Sunday, October 5, 2014
Red Mass at the Cathedral on Wed. Oct. 8 at 5:00 pm.
The Rhode Island legal community will participate in the Annual Red Mass, marking the opening of the judicial year, on Wed. Oct. 8 at 5:00 pm at the Cathedral of Saints Peter and Paul in Providence.
SCOTUS 2014 Term opens with a question of . . . . brake lights.

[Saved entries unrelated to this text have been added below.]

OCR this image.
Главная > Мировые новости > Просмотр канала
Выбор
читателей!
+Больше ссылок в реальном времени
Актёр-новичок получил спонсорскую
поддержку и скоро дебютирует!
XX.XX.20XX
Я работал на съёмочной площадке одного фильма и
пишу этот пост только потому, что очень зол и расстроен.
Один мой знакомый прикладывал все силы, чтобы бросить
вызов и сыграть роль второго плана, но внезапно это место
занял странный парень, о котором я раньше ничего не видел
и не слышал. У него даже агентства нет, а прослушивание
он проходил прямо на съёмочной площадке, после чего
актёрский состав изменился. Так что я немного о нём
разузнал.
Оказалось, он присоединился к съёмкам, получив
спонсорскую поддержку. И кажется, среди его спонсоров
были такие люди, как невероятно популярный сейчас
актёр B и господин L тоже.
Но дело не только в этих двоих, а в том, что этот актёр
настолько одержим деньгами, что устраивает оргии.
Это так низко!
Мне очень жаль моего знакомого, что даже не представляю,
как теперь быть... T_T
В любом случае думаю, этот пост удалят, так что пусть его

The United States Supreme Court will open its new term with a case that turns on whether a North Carolina police officer's erroneous application of the "defective brake light" statute could be the basis of a lawful arrest. In Heien v. North Carolina the defendant was driving a vehicle with only one operational brake light. Because the other brake light was not working, the police stopped the defendant's vehicle. During the course of the stop the police asked and obtained consent to search the vehicle, resulting in the discovery of cocaine. Defendant was charged with drug trafficking, and he moved to suppress the fruits of the search, claiming that the original stop had been unlawful. An intermediate appellate court in North Carolina accepted the argument, concluding that the applicable statute only required one working brake light, which defendant's vehicle had. Because there was no violation, the court reasoned, the stop itself was unlawful and all of its fruits were inadmissible. The North Carolina Supreme Court reversed holding that, notwithstanding the police officer's possible misapplication of the brake light statute, the stop itself was objectively reasonable based on the officer's reasonable understanding of the statute. The U.S. Supreme Court granted cert. and will hear arguments in the case on Monday October 6. Given the trend in recent Fourth Amendment Exclusionary Rule cases, this one seems likely to go the government's way.